You’ll also need to decide which sub-sectors of construction you’re going to target:
- Residential buildings
- Commercial buildings
- Transport and infrastructure
- Industrial construction
- Environmental construction
Finally, make sure you also have the necessary skills to establish and run a construction management business successfully:
- Quality management – ensuring that all subcontractor work is maintained against set standards
- Cost management – keeping on top of budgets and ensuring the project remains profitable
- Safety oversight – identification of hazards and provisions to keep people safe
- Administration – managing the different contractual agreements on site and guaranteeing all legalities are handled effectively
Your business plan should determine the areas of construction in which you plan to specialise, if any, as well as whom you will target and what your goals are over the next five years or more. If you already have experience in a sector such as civil infrastructure, it would be best to note the key decision makers in this field and understand where your business might be able to help.
However, remember the main draw lies in your skill, expertise and experience. Businesses will want to work with people they trust and know can manage the often-complex nature of today’s builds. As such, networking should form a key part of your business plan and a portion of your time should be spent developing your personal brand. After all, most self-employed contractors are awarded work based on their reputation.
For more general tips on starting your own business, read our guide here.
Digital marketing can be extremely effective for helping your business grow during the early stages. Your time will be stretched as a start-up, so decide what tools you’re going to use and when.
A great marketing tool here is the Checkatrade membership. This will open doors to more than three million monthly users – ideal for those looking to develop a relevant and trusted list of contacts. What’s more, it gives you the flexibility to pick and choose where you want to work, the jobs you want to take on, as well as flexible membership options to suit your business and budget.
Social media can also be ideal for sharing ongoing and completed work, while professional networking sites will put your brand in front of people who matter. However, be sure to keep these up to date as an empty feed or an unanswered message can do more harm than good.
What do construction managers do?
Construction managers oversee planning, design and completion of construction projects. They supervise the day-to-day running of a site from start to finish, including management of all tradespeople, contractors and consultants. They are employed to keep projects consistent, on budget and to schedule.
Can construction managers start their own business?
Yes. The ability to coordinate different stakeholders while keeping an eye on targets translates well to the pressures of running a business.
What qualifications do you need to be a construction manager?

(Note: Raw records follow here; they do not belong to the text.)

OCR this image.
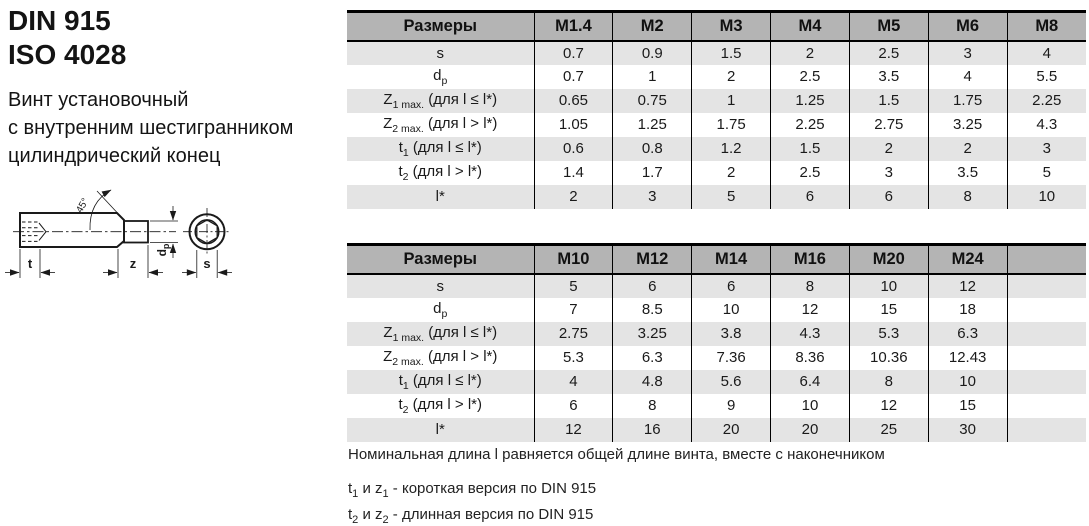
DIN 915
ISO 4028
Винт установочный
с внутренним шестигранником
цилиндрический конец
45°
t	z
$d_p$
s
Размеры	M1.4	M2	M3	M4	M5	M6	M8
s	0.7	0.9	1.5	2	2.5	3	4
$d_p$	0.7	1	2	2.5	3.5	4	5.5
$Z_{1 max.}$ (для l ≤ l*)	0.65	0.75	1	1.25	1.5	1.75	2.25
$Z_{2 max.}$ (для l > l*)	1.05	1.25	1.75	2.25	2.75	3.25	4.3
$t_1$ (для l ≤ l*)	0.6	0.8	1.2	1.5	2	2	3
$t_2$ (для l > l*)	1.4	1.7	2	2.5	3	3.5	5
l*	2	3	5	6	6	8	10
Размеры	M10	M12	M14	M16	M20	M24	
s	5	6	6	8	10	12	
$d_p$	7	8.5	10	12	15	18	
$Z_{1 max.}$ (для l ≤ l*)	2.75	3.25	3.8	4.3	5.3	6.3	
$Z_{2 max.}$ (для l > l*)	5.3	6.3	7.36	8.36	10.36	12.43	
$t_1$ (для l ≤ l*)	4	4.8	5.6	6.4	8	10	
$t_2$ (для l > l*)	6	8	9	10	12	15	
l*	12	16	20	20	25	30	
Номинальная длина l равняется общей длине винта, вместе с наконечником
$t_1$ и $z_1$ - короткая версия по DIN 915
$t_2$ и $z_2$ - длинная версия по DIN 915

There are many routes into the sector, either via work experience, paid employment or vocational studies. Construction manager jobs often require a National Vocational Qualification (NVQ), a Higher National Diploma (HND) or a degree, in a relevant field. Also, gaining chartered status by CIOB is important as your career develops.
Is it hard to become a construction manager?
Being a construction manager demands a high degree of patience and skill, which can prove challenging. But that’s also what makes it such a rewarding career.
How much do construction managers make starting out?
The average starting salary for construction managers is £29,000 a year. Self-employment may mean you earn more to begin with, but this will depend on how much business you bring in. Keep the average salary in mind when employing people so you’re able to attract the best talent.